Algo más de tres mil menores canarios viven hoy bajo tutela administrativa, en la mayor parte de los casos porque sus familias carecen de condiciones para hacerse cargo de ellos y estaban en situación de desamparo; o porque esas mismas familias no supieron evitarles el caer en la delincuencia y están ya sometidos a medidas judiciales. La relación existente entre las dos causas que llevan a la tutela administrativa es muy grande: muchos de los menores sobre los que pesan medidas judiciales fueron previamente niños en desamparo, hijos de familias rotas o desestructuradas, niños que sufrieron abusos o pertenecen a grupos familiares donde se han producido situaciones de maltrato o de violencia machista.

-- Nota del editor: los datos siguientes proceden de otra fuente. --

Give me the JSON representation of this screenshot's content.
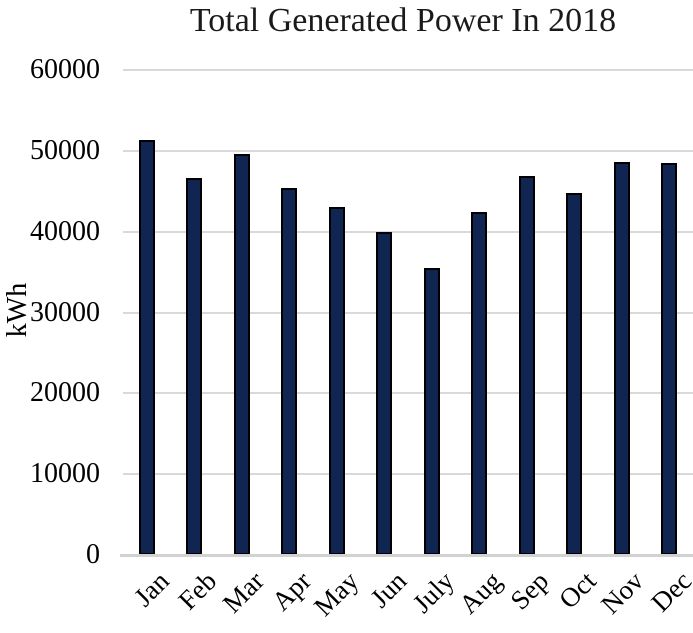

Los medios con los que cuenta la Administración regional para hacer frente a esta situación son escasos: la jueza Martell explicó la semana pasada en la comisión de Asuntos Sociales del Parlamento regional que atender las necesidades de estos chicos y chicas -en muchos casos desahuciados por sus propios padres y madres- es una responsabilidad que supera los recursos y posibilidades de actuación del sistema judicial y de la Dirección General del Menor, organismo responsable de atender a los menores en situación de dificultad en la Administración regional. Para la jueza, promotora de un proyecto que persigue favorecer la inclusión social de los adolescentes, los problemas de los menores requieren necesariamente de la actuación conjunta de todas las áreas del Gobierno. Y tiene razón. Las medidas que se adoptan desde la Justicia, destinadas a proteger -a veces de sí mismos- a jóvenes que no son todavía penalmente responsables de sus propias acciones, precisan no sólo de una toma de conciencia de la enormidad del problema por parte de las familias, las organizaciones sociales y las administraciones, sino también de un compromiso real con la infancia de todos los estamentos y grupos interesados.

Llevo casi cuarenta años dedicado al ejercicio del periodismo y esta -denominada #Up2you- es la primera iniciativa que recuerdo que persiga algo más que responsabilizar a unos u otros de la peligrosa deriva de los centros de internamiento y los conflictos en las casas de acogida. Recuerdo, eso sí, quejas vecinales y movilizaciones contra la construcción de un centro para menores en el vecindario, y denuncias por la instalación de casas de acogida en edificios residenciales. Y también recuerdo, por supuesto, el continuo rifirrafe partidario y la búsqueda de responsabilidades que tirarse a la cabeza entre políticos.

Esa es la atención que -desde la sociedad y los medios- se presta a un problema cada día más complejo, más grande y más grave, que es el del crecimiento de una marginalidad adolescente, instalada en un nihilismo barbarizante y autodestructivo. Como mucho, algunos exteriorizan su iracunda sorpresa ante el hecho de que jóvenes vándalos desilusionados de la vida a los catorce años, se vuelvan violentos y salvajes y todo les importe una higa.

Vale. Ya no es tiempo de creer en milagros ni en soluciones definitivas para nada. Pero hay cosas que se pueden hacer, y el proyecto de la jueza Martell es una de esas cosas. Si con esa iniciativa se logra reconducir en la dirección correcta a cien o a diez o a uno de los tres mil jóvenes perdidos, algo se habrá hecho. Algo bueno.